BUSINESS

Loonie moves lower as Ottawa promises bigger than expected surplus in 2 years

11/12/2013 08:54 EST | Updated 01/23/2014 06:58 EST
TORONTO - The Canadian dollar closed lower Tuesday as Ottawa announced it will have a bigger than expected surplus in two years.

The Canadian dollar was down 0.14 of a cent from Friday's close to 95.3 cents US. The Bank of Canada was closed Monday for the Remembrance Day holiday.

Finance Minister Jim Flaherty's latest fiscal projections show a $3.7-billion surplus in the 2015-16 fiscal year, almost $3 billion more than predicted in the March budget.

Even so, that could still be a conservative estimate, since Flaherty is subtracting $3 billion from the projections in case things turn out worse than he expects.

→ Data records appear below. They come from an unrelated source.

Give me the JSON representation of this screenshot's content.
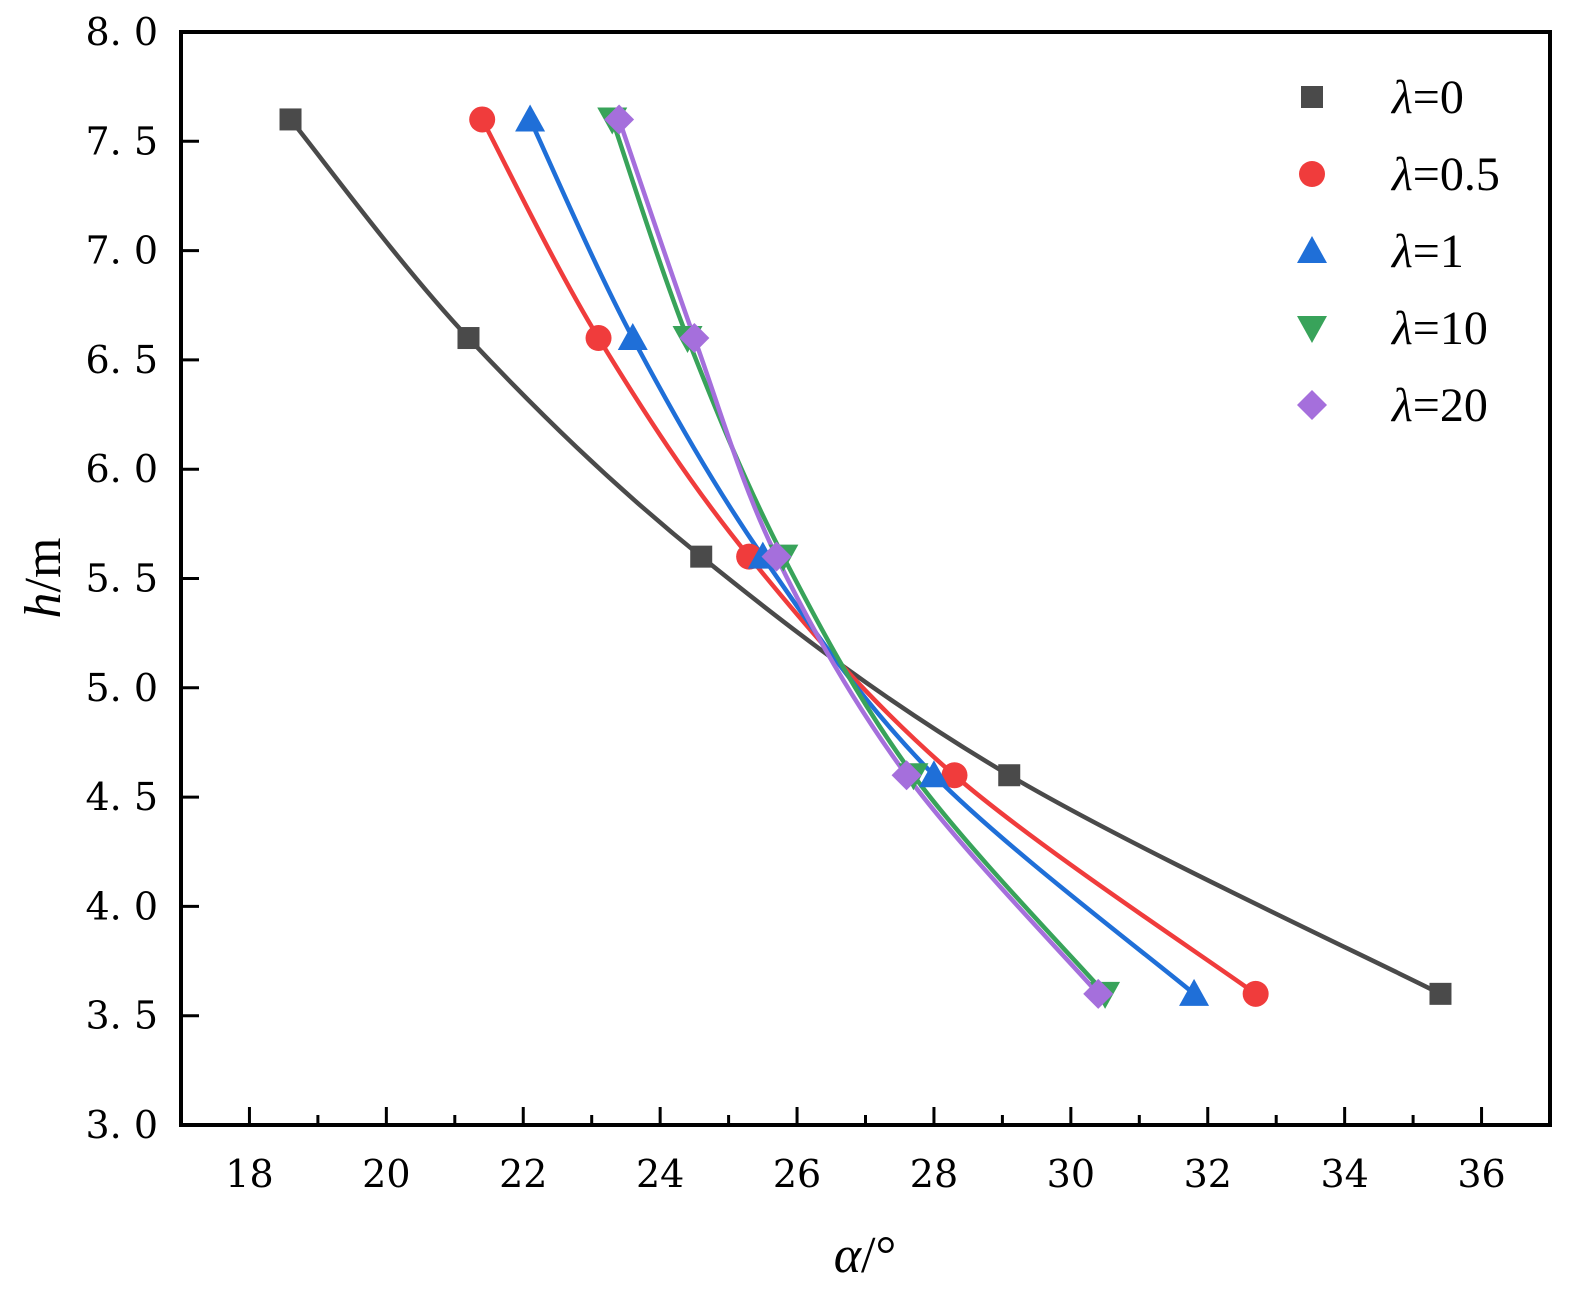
{
  "chart_data": {
    "type": "line",
    "title": "",
    "xlabel": {
      "symbol": "α",
      "unit": "/°"
    },
    "ylabel": {
      "symbol": "h",
      "unit": "/m"
    },
    "xlim": [
      17,
      37
    ],
    "ylim": [
      3.0,
      8.0
    ],
    "xticks": [
      18,
      20,
      22,
      24,
      26,
      28,
      30,
      32,
      34,
      36
    ],
    "yticks": [
      3.0,
      3.5,
      4.0,
      4.5,
      5.0,
      5.5,
      6.0,
      6.5,
      7.0,
      7.5,
      8.0
    ],
    "ytick_labels": [
      "3. 0",
      "3. 5",
      "4. 0",
      "4. 5",
      "5. 0",
      "5. 5",
      "6. 0",
      "6. 5",
      "7. 0",
      "7. 5",
      "8. 0"
    ],
    "grid": false,
    "legend_position": "top-right",
    "series": [
      {
        "name": "λ=0",
        "label_symbol": "λ",
        "label_value": "=0",
        "color": "#4a4a4a",
        "marker": "square",
        "points": [
          [
            18.6,
            7.6
          ],
          [
            21.2,
            6.6
          ],
          [
            24.6,
            5.6
          ],
          [
            29.1,
            4.6
          ],
          [
            35.4,
            3.6
          ]
        ]
      },
      {
        "name": "λ=0.5",
        "label_symbol": "λ",
        "label_value": "=0.5",
        "color": "#f03c3c",
        "marker": "circle",
        "points": [
          [
            21.4,
            7.6
          ],
          [
            23.1,
            6.6
          ],
          [
            25.3,
            5.6
          ],
          [
            28.3,
            4.6
          ],
          [
            32.7,
            3.6
          ]
        ]
      },
      {
        "name": "λ=1",
        "label_symbol": "λ",
        "label_value": "=1",
        "color": "#1f6fd8",
        "marker": "triangle-up",
        "points": [
          [
            22.1,
            7.6
          ],
          [
            23.6,
            6.6
          ],
          [
            25.5,
            5.6
          ],
          [
            28.0,
            4.6
          ],
          [
            31.8,
            3.6
          ]
        ]
      },
      {
        "name": "λ=10",
        "label_symbol": "λ",
        "label_value": "=10",
        "color": "#38a35a",
        "marker": "triangle-down",
        "points": [
          [
            23.3,
            7.6
          ],
          [
            24.4,
            6.6
          ],
          [
            25.8,
            5.6
          ],
          [
            27.7,
            4.6
          ],
          [
            30.5,
            3.6
          ]
        ]
      },
      {
        "name": "λ=20",
        "label_symbol": "λ",
        "label_value": "=20",
        "color": "#a56fdc",
        "marker": "diamond",
        "points": [
          [
            23.4,
            7.6
          ],
          [
            24.5,
            6.6
          ],
          [
            25.7,
            5.6
          ],
          [
            27.6,
            4.6
          ],
          [
            30.4,
            3.6
          ]
        ]
      }
    ]
  }
}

Canadian trade figures are expected Thursday and manufacturing sales on Friday.

The loonie was also under pressure from falling commodity prices and a stronger U.S. dollar on speculation that the U.S. Federal Reserve will be cutting back on its bond purchase program.

There has been growing uncertainty about when the Fed might start tapering its US$85 billion of monthly bond purchases, particularly after strong employment and economic growth reports released last week.

Dallas Federal Reserve President Richard Fisher told CNBC Tuesday that the "program cannot go on forever."

Traders also looked ahead to Thursday when the U.S. Senate banking committee will quiz Janet Yellen, President Barack Obama's candidate to become the next head of the U.S. central bank.

Growing speculation about Fed intentions has also been reflected in the bond markets where the benchmark U.S. 10-year Treasury yielded 2.78 per cent, up from 2.6 per cent from last Thursday when the GDP report came out. That yield stood at 1.6 per cent in May, just before Fed chairman Ben Bernanke first mentioned that the central bank would be tapering its asset purchases, and went up as high as three per cent in September.

Prices for oil and copper fell after China's leaders finished a closely watched policy meeting Tuesday with a promise to give market forces a bigger role in the country's state-dominated economy. But they failed to produce dramatic reforms to overhaul a worn-out growth model.

December crude on the New York Mercantile Exchange declined $2.10 to US$93.04 a barrel while December copper in New York shed three cents to US$3.23 a pound.

Speculation over Fed stimulus intentions continued to punish gold prices and December bullion faded $9.90 to US$1,271.20.